Monday, April 11, 2005

Where were you?

Saturday night: You're at the San Francisco International Beer Festival. You've got your plastic 2 oz. specimen cup with another shot of Shiner Bock and a tremulous smile on your face. You're taking in the reverberant noise, scoping the tasting booths thinking, "Well, this is it, this is the life of a beersnob - or is it? Why do I feel like there's something... missing?"
Ohhhhhhh, it's Belgian. It's Belgian beer month. Motorhead is in the air, there's Deleriums everywhere, oh yes it's Belgian. It's Belgian beeeeeer month. At To-ro-na-do! [Sung to the tune of Copa Cabana - ed.]
That's right. While you were practically begging the volunteer at the Chimay table to pour you more than just a thimble of foam at Ft. Mason the other night, the rest of us found some slightly larger thimbles of some of the best beer in the world. In all fairness, while the SF Brewfest comes but once a year, Toronado's Belgian beer month lasts, well, a month. And it was apparent from the 9pm surge that a number of folks had bussed across town to make it a package event. I'm sorry, but while you were waiting in line for a few precious drops of Amstel Light, the rest of us were going deaf to some "international" beers on a whole different level.
The line-up for early April can be seen in these three shots, thanks to Des' steely camera hand. The 'tenders said that they're going through new items constantly, and to expect many of these to be off the boards shortly - only to be replaced by new, equally delicious surprises. So, where to start?
Well, your approach to the rather intimidating menu will depend on your tolerance for a) severely alcoholic beers, and b) weirdness. Don't worry too much about the latter: as the least traditional beer on the board is the Duchesse De Bourgogne, the uninitiated can order fearlessly while I sit in the corner crying for a glass of geuze or faro (alas, neither to be found, although some nice offerings from Brussels' Cantillon come close to sating my appetite for sour, wild beers). In fact, my only complaint about the current draught line-up is the dearth of session beers on the menu. And with a few of them ringing in at around 12% abv (that's three pints of Guinness, fellow brewfesters!) it pays to choose your libations carefully lest you want an abrupt end to your evening early or risk forgetting where you last saw your pants. So, some picks:
St. Bernardus Prior 8 & Abt 12: Phenomenal abbey-style beers that remind you that "Trappist" is just a designation, not a level of quality. We all agreed that the Chimays of the world could do best by paying attention to the amazing depth of flavor these two brews showed. Hopefully, they'll bring out the 6 and the tripel to make for one hell of a vertical tasting (followed by some horizontal napping).

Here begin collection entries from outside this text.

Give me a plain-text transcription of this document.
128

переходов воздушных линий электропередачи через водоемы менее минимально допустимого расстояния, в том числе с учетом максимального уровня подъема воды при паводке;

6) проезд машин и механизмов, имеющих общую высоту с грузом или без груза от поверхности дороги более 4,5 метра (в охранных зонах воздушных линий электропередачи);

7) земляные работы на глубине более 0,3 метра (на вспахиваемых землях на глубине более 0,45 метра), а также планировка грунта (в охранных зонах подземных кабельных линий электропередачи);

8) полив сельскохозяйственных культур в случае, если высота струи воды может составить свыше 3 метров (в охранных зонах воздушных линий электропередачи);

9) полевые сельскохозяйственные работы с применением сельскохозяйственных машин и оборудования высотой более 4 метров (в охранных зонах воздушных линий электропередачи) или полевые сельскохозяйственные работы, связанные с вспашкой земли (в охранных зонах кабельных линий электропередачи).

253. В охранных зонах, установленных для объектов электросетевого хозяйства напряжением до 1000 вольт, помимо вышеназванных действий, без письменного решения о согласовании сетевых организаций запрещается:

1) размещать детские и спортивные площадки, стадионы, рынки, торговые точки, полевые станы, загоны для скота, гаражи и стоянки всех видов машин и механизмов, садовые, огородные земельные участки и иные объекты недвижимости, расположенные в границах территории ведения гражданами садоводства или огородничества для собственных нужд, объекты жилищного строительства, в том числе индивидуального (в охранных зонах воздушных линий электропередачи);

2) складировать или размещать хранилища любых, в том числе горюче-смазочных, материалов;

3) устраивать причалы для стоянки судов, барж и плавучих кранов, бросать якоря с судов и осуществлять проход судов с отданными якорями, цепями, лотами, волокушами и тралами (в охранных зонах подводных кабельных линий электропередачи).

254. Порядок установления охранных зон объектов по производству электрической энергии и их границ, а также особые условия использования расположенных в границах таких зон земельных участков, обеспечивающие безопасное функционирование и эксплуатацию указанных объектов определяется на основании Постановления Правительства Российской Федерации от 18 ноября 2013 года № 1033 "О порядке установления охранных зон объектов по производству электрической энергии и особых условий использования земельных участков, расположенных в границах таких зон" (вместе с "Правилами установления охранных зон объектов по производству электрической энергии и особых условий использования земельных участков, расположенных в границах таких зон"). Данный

Dupont Moinette: Probably the smoothest farmhouse ale we've ever tasted. Much less tart than its counterparts, with a warming glow that seems to radiate from the glass. Bitchin'.
Abbaye de Rocs Grand Cru: When a brewery like de Rocs calls a beer their "grand cru", you pay attention (same goes for when La Binchoise calls a beer their "special reserve"). These folks aren't kidding. Deep amber, sweetish, and packed with layers of flavor as it opens up and warms in your hand. Stellar.
Delerium Tremens: This one's on and off the board all year round, but there's no better time to have it than when the Belgian love is flowing. It was, after all, recently named the "best beer in the world". It faces some pretty stiff competition here, and you're likely to enjoy a spirited debate regarding that lofty title when you place your order at the bar.
A side note: Special thanks to the gentleman who, reviewing the bottled beer list while sitting next to me, decided that he needed to try the truly extraordinary 2002 Fantome Noël and offered to split it with me and the bartender. Outstanding!
Undoubtedly I'll have some more tasting notes as this blessed month continues, but until then - op uw gezondheid!